Karajean Hyde, co-director of the UC Irvine Math Project, offered a middle-ground perspective, telling Fox News Digital that “we need some objective measures to go along with the whole picture. A student’s not just a single number or a single letter, but standardized testing can play an important role in ensuring one level of measuring where that bar is so that the bar doesn’t move.”

Timeline and Outlook

The review process means no policy changes are imminent.

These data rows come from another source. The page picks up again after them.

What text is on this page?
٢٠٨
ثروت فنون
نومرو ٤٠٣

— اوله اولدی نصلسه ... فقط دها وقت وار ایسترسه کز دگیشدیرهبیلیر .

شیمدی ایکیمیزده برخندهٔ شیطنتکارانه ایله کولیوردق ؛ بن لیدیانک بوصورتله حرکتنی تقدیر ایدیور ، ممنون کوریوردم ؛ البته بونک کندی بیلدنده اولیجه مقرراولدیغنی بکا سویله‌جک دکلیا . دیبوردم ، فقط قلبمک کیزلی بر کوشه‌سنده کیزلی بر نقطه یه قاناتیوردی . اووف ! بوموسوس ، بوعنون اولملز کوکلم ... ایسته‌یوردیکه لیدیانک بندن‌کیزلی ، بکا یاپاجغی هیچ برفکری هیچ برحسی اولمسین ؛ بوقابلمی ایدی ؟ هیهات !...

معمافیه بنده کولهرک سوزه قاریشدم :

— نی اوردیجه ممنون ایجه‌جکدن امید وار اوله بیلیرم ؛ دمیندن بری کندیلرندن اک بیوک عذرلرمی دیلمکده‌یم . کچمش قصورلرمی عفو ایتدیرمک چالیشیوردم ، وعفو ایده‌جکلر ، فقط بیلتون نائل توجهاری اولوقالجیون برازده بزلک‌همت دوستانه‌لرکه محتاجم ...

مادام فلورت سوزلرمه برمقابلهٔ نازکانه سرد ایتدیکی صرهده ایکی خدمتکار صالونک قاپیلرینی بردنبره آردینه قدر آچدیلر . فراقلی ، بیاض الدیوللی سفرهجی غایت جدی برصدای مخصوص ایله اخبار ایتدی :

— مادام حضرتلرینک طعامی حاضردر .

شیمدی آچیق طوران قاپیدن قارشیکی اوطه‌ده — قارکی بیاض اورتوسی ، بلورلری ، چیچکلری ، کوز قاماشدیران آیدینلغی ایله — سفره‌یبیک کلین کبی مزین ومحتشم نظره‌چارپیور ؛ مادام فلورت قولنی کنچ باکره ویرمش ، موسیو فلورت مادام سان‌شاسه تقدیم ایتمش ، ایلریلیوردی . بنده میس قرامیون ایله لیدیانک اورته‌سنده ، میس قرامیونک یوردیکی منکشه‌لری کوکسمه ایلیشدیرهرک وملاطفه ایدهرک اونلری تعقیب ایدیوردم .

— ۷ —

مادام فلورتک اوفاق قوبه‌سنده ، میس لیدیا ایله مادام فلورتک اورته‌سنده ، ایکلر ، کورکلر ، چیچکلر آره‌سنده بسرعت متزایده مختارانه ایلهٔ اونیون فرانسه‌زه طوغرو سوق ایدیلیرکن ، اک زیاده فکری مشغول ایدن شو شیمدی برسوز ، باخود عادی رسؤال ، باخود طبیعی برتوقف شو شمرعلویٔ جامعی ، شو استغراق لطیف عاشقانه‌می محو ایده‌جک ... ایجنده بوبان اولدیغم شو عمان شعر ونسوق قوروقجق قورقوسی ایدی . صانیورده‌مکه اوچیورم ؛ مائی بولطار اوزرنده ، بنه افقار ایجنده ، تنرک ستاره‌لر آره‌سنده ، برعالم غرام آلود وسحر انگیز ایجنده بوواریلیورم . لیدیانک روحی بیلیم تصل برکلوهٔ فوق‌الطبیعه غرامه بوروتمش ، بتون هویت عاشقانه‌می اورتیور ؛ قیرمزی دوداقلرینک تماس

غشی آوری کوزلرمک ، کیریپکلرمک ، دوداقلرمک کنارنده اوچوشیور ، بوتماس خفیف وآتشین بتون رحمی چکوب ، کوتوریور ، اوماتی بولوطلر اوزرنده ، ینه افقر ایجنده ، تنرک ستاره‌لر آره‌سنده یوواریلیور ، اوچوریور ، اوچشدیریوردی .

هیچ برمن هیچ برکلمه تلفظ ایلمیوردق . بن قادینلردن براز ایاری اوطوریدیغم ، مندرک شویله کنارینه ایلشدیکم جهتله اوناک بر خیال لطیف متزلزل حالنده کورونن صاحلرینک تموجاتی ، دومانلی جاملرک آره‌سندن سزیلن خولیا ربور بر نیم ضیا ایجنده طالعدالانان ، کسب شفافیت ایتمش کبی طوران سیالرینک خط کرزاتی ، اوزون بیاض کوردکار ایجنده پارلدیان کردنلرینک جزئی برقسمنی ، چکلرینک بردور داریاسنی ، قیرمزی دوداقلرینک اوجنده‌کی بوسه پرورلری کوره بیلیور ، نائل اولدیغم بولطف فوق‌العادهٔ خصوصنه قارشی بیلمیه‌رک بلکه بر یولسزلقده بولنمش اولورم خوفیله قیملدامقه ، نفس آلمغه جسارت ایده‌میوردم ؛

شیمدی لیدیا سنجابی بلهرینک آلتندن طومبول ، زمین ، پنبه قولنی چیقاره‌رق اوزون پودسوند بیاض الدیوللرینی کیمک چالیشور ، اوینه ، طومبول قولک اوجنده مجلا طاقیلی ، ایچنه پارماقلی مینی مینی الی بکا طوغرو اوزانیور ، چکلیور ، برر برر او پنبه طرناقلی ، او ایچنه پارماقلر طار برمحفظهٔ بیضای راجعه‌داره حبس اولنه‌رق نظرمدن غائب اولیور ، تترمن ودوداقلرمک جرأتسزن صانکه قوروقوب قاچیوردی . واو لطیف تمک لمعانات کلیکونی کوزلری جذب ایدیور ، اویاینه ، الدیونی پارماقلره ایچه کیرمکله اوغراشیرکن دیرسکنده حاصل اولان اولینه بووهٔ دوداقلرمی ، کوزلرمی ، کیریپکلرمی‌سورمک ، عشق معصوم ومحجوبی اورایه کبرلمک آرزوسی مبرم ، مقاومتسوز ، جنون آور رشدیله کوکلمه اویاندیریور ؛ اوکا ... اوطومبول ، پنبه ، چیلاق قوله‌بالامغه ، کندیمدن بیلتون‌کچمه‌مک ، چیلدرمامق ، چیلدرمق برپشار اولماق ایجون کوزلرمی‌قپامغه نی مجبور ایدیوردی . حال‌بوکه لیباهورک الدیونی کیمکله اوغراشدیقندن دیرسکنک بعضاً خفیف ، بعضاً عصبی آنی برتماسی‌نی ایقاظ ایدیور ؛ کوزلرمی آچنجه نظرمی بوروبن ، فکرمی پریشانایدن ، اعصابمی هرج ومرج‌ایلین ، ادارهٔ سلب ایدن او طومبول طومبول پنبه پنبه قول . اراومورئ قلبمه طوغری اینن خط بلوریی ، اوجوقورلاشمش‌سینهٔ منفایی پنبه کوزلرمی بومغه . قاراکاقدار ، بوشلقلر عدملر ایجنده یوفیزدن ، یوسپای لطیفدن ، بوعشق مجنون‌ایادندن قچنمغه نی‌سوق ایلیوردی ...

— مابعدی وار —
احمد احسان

The workgroups will submit final reports by May 15, 2027, followed by Academic Senate review, stakeholder input, and a vote by the Board of Regents. The earliest any changes could take effect is fall 2028, though some sources suggest fall 2029 is more realistic.

UC Berkeley Math Professor Zvezdelina Stankova, an early signer of the open letter, expressed concern that the timeline may be too slow, stating that the process “initiates a new round of studies and discussions that will take considerable time and are unlikely to reach conclusions soon enough to affect entering freshmen in fall 2028.”

Meanwhile, California’s underlying K-12 math challenges persist. Data from the 2024-25 school year shows only slightly more than 30% of California high school juniors met or exceeded math standards on Smarter Balanced assessments. Governor Gavin Newsom included $60 million in the May Revision of the state budget to expand a grant program for math teaching, coaching, and leadership at the school level.

As the Sacramento Bee via AOL noted, the faculty letter warned that left unaddressed, these trends “will lead to declining graduation rates, longer time to degree, and reduced completion of STEM majors, with consequences for California’s highly skilled STEM workforce.”

The July 2026 Board of Regents update will be a key milestone to watch as the nation’s largest public university system navigates the complex intersection of academic standards, equity, and workforce preparation.